Il est peu probable que l’auditeur d’aujourd’hui soit sensible à ces « explications détaillées ». On en donnera cependant un exemple avec le tableau décrit dans « L'Automne », qu’on imaginera volontiers peint par Pietro Longhi :
A - Par leurs chants et leurs danses, les paysans célèbrent le beau plaisir d'une heureuse récolte;
B - Et de la liqueur de Bacchus, tous s’allument si fort
C - Que leur joie sombre dans le sommeil.

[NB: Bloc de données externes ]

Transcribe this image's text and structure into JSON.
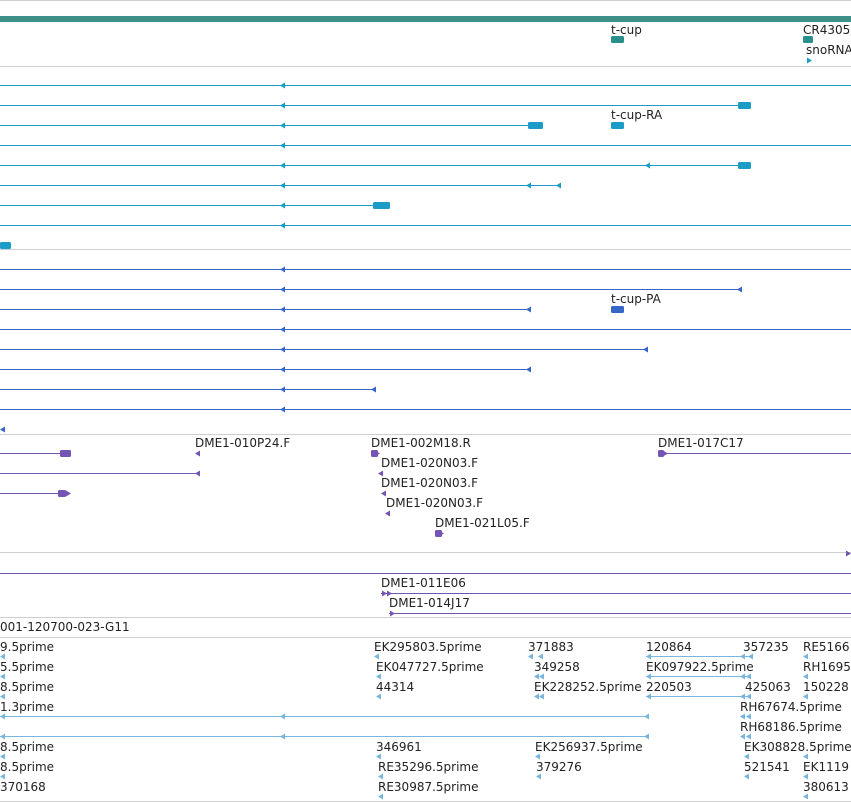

D - Grâce à l'air qu'adoucit le plaisir,
chacun laisse là ses chants et ses danses:
C'est la saison qui invite chacun à la volupté d'un si doux sommeil
E - Á l'aube nouvelle les chasseurs partent en chasse au son du cor, avec leurs fusils et leurs chiens;
F - La bête s'enfuit; ils en suivent la trace.
G - La voici étourdie, lasse de tout ce bruit de fusils et de chiens; menacée et blessée
H - Elle tente encore de fuir mais, accablée, se meurt.

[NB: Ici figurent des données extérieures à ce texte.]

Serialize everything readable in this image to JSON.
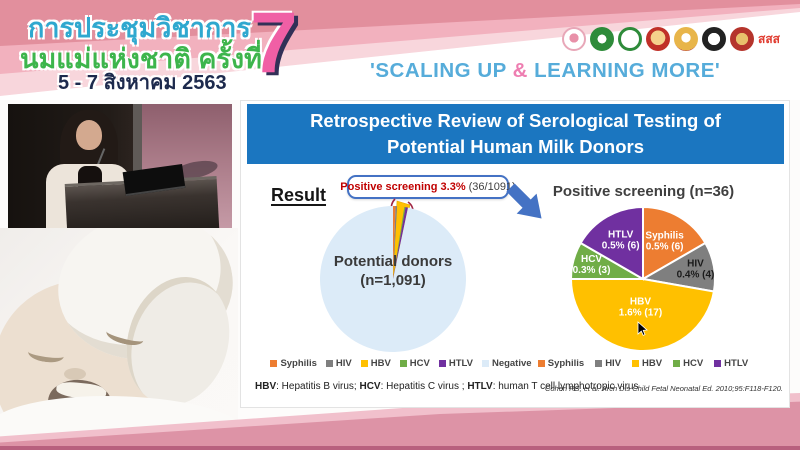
{
  "header": {
    "title_line1": "การประชุมวิชาการ",
    "title_line2": "นมแม่แห่งชาติ ครั้งที่",
    "date_line": "5 - 7 สิงหาคม 2563",
    "edition_number": "7",
    "tagline_open": "'SCALING UP ",
    "tagline_amp": "&",
    "tagline_close": " LEARNING MORE'",
    "sss_logo_text": "สสส"
  },
  "slide": {
    "title": "Retrospective Review of Serological Testing of Potential Human Milk Donors",
    "result_label": "Result",
    "callout_highlight": "Positive screening 3.3%",
    "callout_detail": "(36/1091)",
    "footnote": {
      "hbv_abbr": "HBV",
      "hbv_text": ": Hepatitis B virus; ",
      "hcv_abbr": "HCV",
      "hcv_text": ": Hepatitis C virus ; ",
      "htlv_abbr": "HTLV",
      "htlv_text": ": human T cell lymphotropic virus"
    },
    "citation": "Cohen RS, et al. Arch Dis Child Fetal Neonatal Ed. 2010;95:F118-F120."
  },
  "colors": {
    "title_bar": "#1B76C0",
    "callout_border": "#4472C4",
    "callout_text": "#C00000",
    "arrow": "#4472C4",
    "tagline": "#56ACDA",
    "tagline_amp": "#EE7EB1"
  },
  "chart_data": [
    {
      "type": "pie",
      "title": "Potential donors (n=1,091)",
      "center_label_line1": "Potential donors",
      "center_label_line2": "(n=1,091)",
      "annotation": "Positive screening 3.3% (36/1091)",
      "total": 1091,
      "show_labels": false,
      "slice_gap": 0,
      "legend_position": "bottom",
      "slices": [
        {
          "label": "Syphilis",
          "value": 6,
          "color": "#ED7D31"
        },
        {
          "label": "HIV",
          "value": 4,
          "color": "#7F7F7F"
        },
        {
          "label": "HBV",
          "value": 17,
          "color": "#FFC000"
        },
        {
          "label": "HCV",
          "value": 3,
          "color": "#70AD47"
        },
        {
          "label": "HTLV",
          "value": 6,
          "color": "#7030A0"
        },
        {
          "label": "Negative",
          "value": 1055,
          "color": "#DCEBF8"
        }
      ]
    },
    {
      "type": "pie",
      "title": "Positive screening (n=36)",
      "total": 36,
      "show_labels": true,
      "slice_gap": 2,
      "legend_position": "bottom",
      "slices": [
        {
          "label": "Syphilis",
          "pct": "0.5%",
          "value": 6,
          "color": "#ED7D31",
          "label_color": "#ffffff",
          "label_r": 0.6
        },
        {
          "label": "HIV",
          "pct": "0.4%",
          "value": 4,
          "color": "#7F7F7F",
          "label_color": "#1a1a1a",
          "label_r": 0.74
        },
        {
          "label": "HBV",
          "pct": "1.6%",
          "value": 17,
          "color": "#FFC000",
          "label_color": "#ffffff",
          "label_r": 0.4
        },
        {
          "label": "HCV",
          "pct": "0.3%",
          "value": 3,
          "color": "#70AD47",
          "label_color": "#ffffff",
          "label_r": 0.74
        },
        {
          "label": "HTLV",
          "pct": "0.5%",
          "value": 6,
          "color": "#7030A0",
          "label_color": "#ffffff",
          "label_r": 0.62
        }
      ]
    }
  ]
}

En leur temps, le succès des Quatre saisons ne fut pas moindre qu’aujourd’hui. En France, « Le Printemps » fut arrangé de mille manières. Chedeville en fit une musette, Corrette, un motet sur le Psaume 148, Laudate Dominum de cœlis, et Jean-Jacques Rousseau, un solo pour la flûte.
Franco Gulli interprète ici lesQuatre saisons sur le célèbre Stradivarius « Maréchal Berthier » qu’il tenait de Ferenc von Vecsey (1893-1935), son maître, dédicataire du Concerto pour violon de Sibelius.